In the proof of every free R-module is projective, where do we use being free? To prove this we define a homomorphism from the basis of F to N(For M->N->0) and extend it to a homomorphism from F to N, Why can't we defe if from the begening , from F?

Answer 1

The very replacement you propose to use in your proof is the definition of freeness. Free means, by definition, there is a one-to-one correspondence between functions from the basis and functions on the object generated by that basis. The fact that we could replace one by the other is the fact that the module is free.
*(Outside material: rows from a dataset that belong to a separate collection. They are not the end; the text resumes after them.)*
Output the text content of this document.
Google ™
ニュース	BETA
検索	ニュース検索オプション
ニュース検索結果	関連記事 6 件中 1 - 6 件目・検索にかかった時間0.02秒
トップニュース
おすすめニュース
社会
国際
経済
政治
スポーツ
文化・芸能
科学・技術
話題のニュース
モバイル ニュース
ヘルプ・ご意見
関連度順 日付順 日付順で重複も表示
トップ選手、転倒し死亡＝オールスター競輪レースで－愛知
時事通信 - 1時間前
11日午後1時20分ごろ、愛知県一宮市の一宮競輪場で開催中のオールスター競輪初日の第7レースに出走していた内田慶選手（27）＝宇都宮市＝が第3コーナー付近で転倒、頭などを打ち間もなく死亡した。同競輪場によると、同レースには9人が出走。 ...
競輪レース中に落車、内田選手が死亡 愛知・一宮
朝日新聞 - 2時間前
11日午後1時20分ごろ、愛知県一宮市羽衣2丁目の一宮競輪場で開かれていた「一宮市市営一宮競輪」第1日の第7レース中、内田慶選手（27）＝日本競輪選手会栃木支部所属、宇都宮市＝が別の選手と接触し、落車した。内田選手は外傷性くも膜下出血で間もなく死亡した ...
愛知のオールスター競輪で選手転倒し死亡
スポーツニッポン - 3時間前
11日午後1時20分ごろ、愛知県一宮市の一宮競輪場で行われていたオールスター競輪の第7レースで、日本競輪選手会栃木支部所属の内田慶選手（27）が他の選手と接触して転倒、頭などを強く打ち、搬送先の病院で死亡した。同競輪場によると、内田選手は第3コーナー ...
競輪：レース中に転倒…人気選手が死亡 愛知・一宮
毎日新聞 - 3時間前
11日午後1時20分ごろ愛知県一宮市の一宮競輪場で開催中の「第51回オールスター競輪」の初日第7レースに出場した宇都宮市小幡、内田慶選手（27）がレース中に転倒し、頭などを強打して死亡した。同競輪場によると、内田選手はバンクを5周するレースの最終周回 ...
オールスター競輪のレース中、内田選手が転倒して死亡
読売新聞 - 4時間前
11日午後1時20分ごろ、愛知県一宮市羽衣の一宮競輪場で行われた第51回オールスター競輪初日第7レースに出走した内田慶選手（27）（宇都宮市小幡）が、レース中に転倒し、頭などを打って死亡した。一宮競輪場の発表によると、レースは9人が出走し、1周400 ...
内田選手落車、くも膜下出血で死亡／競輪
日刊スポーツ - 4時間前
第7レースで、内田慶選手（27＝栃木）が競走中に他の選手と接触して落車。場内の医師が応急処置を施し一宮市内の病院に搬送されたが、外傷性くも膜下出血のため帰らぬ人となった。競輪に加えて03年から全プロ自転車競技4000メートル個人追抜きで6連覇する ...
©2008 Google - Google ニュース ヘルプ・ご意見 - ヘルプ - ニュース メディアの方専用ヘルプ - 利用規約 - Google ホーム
This is often stated as an adjunction. Let $F$ be any set, and $M$ be the free module generated by it, and $N$ any other module. Then

$$\hom_{R\text{-Mod}}(M,N)\cong\hom_\text{Set}(F,\lvert N\rvert)$$

where $\lvert N\rvert$ is the set of elements of $N$. In words, this says there is a one-to-one correspondence between set functions on the basis, and $R$-linear homomorphisms on the free module generated by that basis. The map implementing this correspondence could be described as “extend by linearity”.

But perhaps you are familiar with another definition of freeness in a commutative algebra setting: an $R$-module $M$ is free if it is isomorphic to $R^n$ for some $n$ (if $n$ is not finite, we must understand this as $\bigoplus_n R$, rather than $\prod_n R.$) Then I should interpret your question as: how can I see that these two definitions of freeness the same?

On the one hand, $R$-linear morphisms from $R$ to $N$ are in one-to-one correspondence with elements of $N$. And $R$-linear morphisms from $R^n$ are just $n$-tuples of morphisms from $R.$

On the other hand, any free module with basis $F$ is easily seen to be isomorphic to $R^{\lvert F\rvert},$ where $\lvert F\rvert$ is the cardinality of $F$.